Os animais enfermos da peste

Mal que espalha o terror, o que a ira celeste

Inventou para castigar

Os pecados do mundo; a peste, em suma, a peste;
Capaz de abastecer o Aqueronte num dia,

Veio entre os animais lavrar;
E se nem tudo sucumbia,
Cereto é que tudo adoecia.

Já nenhum, por dar vida ao moribundo alento,

Catava mais nenhum sustento.

Não havia manjar que o apetite abrisse,

Raposa ou lobo que saísse
Contra a presa inocente e mansa,
Rola que à rola não fugisse,
E onde amor falta, adeus, folgança.

O leão convocou uma assembléia e disse:
"Sócios meus, certamente este infortúnio veio
A castigar-nos de pecados.

Que o mais culpado entre os culpados.

Morra, por aplacar a cólera divina,
Para a comum saúde esse é, talvez, o meio.
Em casos tais é de uso haver sacrificados.

Assim a história no-lo ensina.

Sem nenhuma ilusão, sem nenhuma indulgência,

Pesquisemos a consciência.
Devorei muita carneirada.
Em que é que me ofendera? Em nada.
E tive mesmo ocasião

De comer igualmente o guarda da manada.
Portanto, se é mister sacrificar-me, pronto.

Mas assim como me acusei,

Bom é que cada qual se acuse; de tal sorte
Que (devemos querê-lo, e é de todo pronto
Justo) caiba ao maior dos culpados a morte.

- Meu senhor, acudiu a raposa, é ser rei

Bom demais; é provar melindre exagerado.

Pois então devorar carneiros,

Raça lorpa e vilã, pode lá ser pecado?

Não. Vós fizestes-lhes, senhor,
Em os comer muito favor.
E no que toca aos pegureiros,
Toda a calamidade era bem merecida;
Pois são daquelas gentes tais

Que imaginaram ter posição mais subida

Que a de nós outros animais".

Disse a raposa; e a corte aplaudiu-lhe o discurso.

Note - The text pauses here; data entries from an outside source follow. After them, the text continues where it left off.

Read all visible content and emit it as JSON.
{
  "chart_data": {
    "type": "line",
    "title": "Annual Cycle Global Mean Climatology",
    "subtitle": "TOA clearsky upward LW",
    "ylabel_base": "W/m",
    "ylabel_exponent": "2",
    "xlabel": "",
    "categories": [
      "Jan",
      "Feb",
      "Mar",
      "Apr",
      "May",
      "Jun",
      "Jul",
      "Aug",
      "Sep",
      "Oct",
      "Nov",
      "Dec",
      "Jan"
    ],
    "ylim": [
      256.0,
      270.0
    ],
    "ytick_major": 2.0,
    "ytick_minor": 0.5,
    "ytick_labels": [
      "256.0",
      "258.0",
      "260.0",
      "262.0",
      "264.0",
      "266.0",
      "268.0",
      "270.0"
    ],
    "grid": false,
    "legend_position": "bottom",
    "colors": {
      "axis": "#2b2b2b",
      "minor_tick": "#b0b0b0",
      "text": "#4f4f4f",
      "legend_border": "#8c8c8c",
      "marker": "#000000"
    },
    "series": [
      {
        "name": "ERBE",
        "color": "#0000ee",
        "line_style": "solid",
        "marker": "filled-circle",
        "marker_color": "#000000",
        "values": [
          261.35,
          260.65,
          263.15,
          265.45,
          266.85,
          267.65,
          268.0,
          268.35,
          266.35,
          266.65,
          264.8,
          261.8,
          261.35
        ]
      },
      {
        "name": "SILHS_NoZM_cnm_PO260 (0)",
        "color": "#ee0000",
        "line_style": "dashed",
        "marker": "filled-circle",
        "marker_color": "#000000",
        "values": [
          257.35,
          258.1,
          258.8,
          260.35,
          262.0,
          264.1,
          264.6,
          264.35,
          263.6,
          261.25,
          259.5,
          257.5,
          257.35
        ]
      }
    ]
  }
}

Ninguém do tigre nem do urso,

Ninguém de outras iguais senhorias do mato,

Inda entre os atos mais daninhos,

Ousava esmerilhar um ato;
E até os últimos refeitos,

Todos os bichos rezingueiros

Não eram, no entender geral, mais que santinhos
Eis chega o burro: - "Tenho idéia que no prado
De um convento, indo eu a passar, e picado
Da ocasião, da fome e do capim viçoso,

E pode ser que do tinhoso
Um bocaquinho lambisquei

Da plantação. Foi um abuso, isso é verdade".
Mal o ouviu, a assembléia exclama: aqui del-rei!
Um lobo, algo letrado, arenga e persuade
Que era bom imolar esse bicho nefando,
Empestiado autor de tal calamidade".

E o pecadilho foi julgado
Um atentado.

Pois comer erva alheia! Crime abominando!

Era visto que só a morte
Poderia purgar um pecado tão duro.

E o burro foi ao reino escuro.

Segundo sejas tu miserável ou forte,
Áulicos te farão detestável ou puro.